Ginger laughs this time, a clear laugh.
"Janelle, that would never happen. Wade may be loyal but he isn't stupid. He would never give you another chance."
Janelle leans back in her chair and closes her eyes again, as I ask myself if anything she's saying is true. She sure seems confident when she smiles and singsongs, "Never say never, Gingy."
After Ginger and I leave the nail bar and the world's most awkward pedicure with Wade's dreadful ex-wife, Ginger proceeds to tell me a million times as we eat our lunch at the local hot spot that Janelle is a compulsive liar and a drama queen, and I shouldn't give one word she says a second thought.
The funny thing is, I know that. I know how Wade feels, and if I know one other thing about him it's that he's honest. I know he would never be interested in his ex-wife, but part of me, the part that is the self-preserving side and feels I can only rely on myself, tells me that maybe she can offer him something I can't. Then again, maybe that's just my insecurity talking considering the way I'm going to have to make this fun little relationship we've got going very real, very quickly. Too many thoughts run through my head to comprehend.
So now, I've just been sitting here for the past hour staring at www.baby.com on my phone, in the Sage and Salt parking lot, reading that mine and Wade's baby is about the size of a kidney bean and trying to figure out how to face him. I know I have to go back to the ranch. We're getting Rowan and Angel ready for Florida today, but for some reason every time I go to start the truck, I freeze.
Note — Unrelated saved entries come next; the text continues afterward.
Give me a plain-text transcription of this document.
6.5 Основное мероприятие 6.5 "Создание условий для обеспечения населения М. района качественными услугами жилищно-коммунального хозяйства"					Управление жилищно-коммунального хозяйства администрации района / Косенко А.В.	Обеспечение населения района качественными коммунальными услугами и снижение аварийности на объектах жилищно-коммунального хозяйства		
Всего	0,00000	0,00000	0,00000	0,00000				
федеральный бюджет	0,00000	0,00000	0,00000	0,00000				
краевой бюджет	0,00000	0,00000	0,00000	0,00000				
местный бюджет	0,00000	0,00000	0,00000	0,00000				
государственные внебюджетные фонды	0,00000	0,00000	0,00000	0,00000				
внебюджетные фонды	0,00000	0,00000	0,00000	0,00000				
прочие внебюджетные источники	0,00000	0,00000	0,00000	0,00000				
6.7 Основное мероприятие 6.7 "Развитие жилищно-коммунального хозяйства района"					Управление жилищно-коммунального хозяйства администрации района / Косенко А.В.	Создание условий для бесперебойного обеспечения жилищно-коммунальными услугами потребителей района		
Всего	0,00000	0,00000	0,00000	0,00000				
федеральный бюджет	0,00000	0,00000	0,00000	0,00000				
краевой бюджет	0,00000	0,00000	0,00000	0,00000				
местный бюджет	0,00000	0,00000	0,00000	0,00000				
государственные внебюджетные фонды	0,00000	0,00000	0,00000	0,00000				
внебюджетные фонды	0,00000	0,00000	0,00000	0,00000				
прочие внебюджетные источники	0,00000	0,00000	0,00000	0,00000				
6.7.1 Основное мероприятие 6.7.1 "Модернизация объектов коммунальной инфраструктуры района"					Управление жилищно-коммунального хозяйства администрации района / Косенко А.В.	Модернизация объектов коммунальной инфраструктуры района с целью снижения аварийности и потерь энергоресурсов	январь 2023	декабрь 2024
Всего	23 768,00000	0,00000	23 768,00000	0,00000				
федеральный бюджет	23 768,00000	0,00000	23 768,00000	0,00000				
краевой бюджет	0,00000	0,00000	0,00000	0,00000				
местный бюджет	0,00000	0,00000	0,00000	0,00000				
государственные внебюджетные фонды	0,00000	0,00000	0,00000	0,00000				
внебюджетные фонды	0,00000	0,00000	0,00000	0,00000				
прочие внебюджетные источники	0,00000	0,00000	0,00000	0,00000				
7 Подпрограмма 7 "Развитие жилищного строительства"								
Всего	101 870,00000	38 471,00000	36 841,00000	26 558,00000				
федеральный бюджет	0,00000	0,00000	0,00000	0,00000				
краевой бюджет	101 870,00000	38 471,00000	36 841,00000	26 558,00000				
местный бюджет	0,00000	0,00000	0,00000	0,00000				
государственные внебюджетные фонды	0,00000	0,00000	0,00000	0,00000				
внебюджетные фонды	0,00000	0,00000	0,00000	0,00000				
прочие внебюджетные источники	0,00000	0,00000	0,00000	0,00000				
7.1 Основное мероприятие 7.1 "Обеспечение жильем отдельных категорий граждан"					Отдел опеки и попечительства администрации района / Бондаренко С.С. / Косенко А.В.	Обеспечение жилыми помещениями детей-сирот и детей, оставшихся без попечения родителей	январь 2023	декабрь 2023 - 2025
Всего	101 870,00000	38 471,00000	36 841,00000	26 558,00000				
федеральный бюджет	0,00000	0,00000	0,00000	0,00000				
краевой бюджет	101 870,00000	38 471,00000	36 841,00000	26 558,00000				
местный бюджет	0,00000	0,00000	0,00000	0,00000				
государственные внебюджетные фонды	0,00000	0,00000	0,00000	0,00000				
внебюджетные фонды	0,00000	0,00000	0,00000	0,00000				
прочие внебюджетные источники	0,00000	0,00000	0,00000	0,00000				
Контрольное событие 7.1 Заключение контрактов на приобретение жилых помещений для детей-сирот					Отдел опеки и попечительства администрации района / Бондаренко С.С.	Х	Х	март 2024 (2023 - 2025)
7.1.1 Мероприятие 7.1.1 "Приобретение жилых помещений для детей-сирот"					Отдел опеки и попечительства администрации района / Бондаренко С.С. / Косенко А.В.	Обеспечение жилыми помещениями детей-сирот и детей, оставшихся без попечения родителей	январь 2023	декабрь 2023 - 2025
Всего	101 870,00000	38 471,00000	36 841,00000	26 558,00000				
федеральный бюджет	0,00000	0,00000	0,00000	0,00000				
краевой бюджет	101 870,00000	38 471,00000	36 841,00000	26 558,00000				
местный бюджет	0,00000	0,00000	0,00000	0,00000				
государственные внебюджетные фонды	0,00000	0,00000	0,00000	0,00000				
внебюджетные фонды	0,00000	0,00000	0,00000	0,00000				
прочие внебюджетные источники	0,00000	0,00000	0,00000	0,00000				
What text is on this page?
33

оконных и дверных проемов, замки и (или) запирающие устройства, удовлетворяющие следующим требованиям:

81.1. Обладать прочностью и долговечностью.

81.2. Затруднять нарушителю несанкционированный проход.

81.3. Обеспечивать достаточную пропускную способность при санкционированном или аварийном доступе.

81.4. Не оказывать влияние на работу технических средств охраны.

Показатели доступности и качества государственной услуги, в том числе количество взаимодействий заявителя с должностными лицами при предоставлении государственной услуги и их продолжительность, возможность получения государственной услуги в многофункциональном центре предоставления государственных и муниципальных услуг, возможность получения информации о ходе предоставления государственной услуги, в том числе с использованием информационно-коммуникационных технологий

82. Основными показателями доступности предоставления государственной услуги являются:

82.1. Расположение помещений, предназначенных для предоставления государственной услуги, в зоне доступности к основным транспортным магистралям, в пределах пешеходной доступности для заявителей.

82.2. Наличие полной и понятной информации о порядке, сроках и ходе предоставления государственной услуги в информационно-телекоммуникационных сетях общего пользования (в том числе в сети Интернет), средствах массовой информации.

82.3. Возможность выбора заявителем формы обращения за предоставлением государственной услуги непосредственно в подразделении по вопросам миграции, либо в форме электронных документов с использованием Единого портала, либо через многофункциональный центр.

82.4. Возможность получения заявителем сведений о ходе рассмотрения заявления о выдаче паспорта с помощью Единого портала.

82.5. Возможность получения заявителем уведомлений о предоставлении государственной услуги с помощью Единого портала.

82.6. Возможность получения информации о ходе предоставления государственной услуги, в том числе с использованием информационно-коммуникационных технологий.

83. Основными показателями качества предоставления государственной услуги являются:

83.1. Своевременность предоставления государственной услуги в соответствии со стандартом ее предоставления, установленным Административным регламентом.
I try to talk myself up, thinking of the advice my dad would give me in this scenario. As I dry my tears and try to straighten myself out, I remember. This man is different from any man I've ever known. This man isn't Brad. If this baby isn't meant to be, I'll make it through this. The question is, do I do it on my own and weather things as they come? Or do I make Wade suffer with me? Or do I just wait a few weeks and see what happens, what my ultrasound says?
One thing I know is certain—I've always only been able to count on one person, myself. To rely on someone else seems terrifying and my head is such a mess right now.
I reach down and run a hand over my still-flat stomach. To the naked eye, nothing is different, but in my heart, I know I'll never be the same.
Let's go, little bean. It's you and me. Let's go home.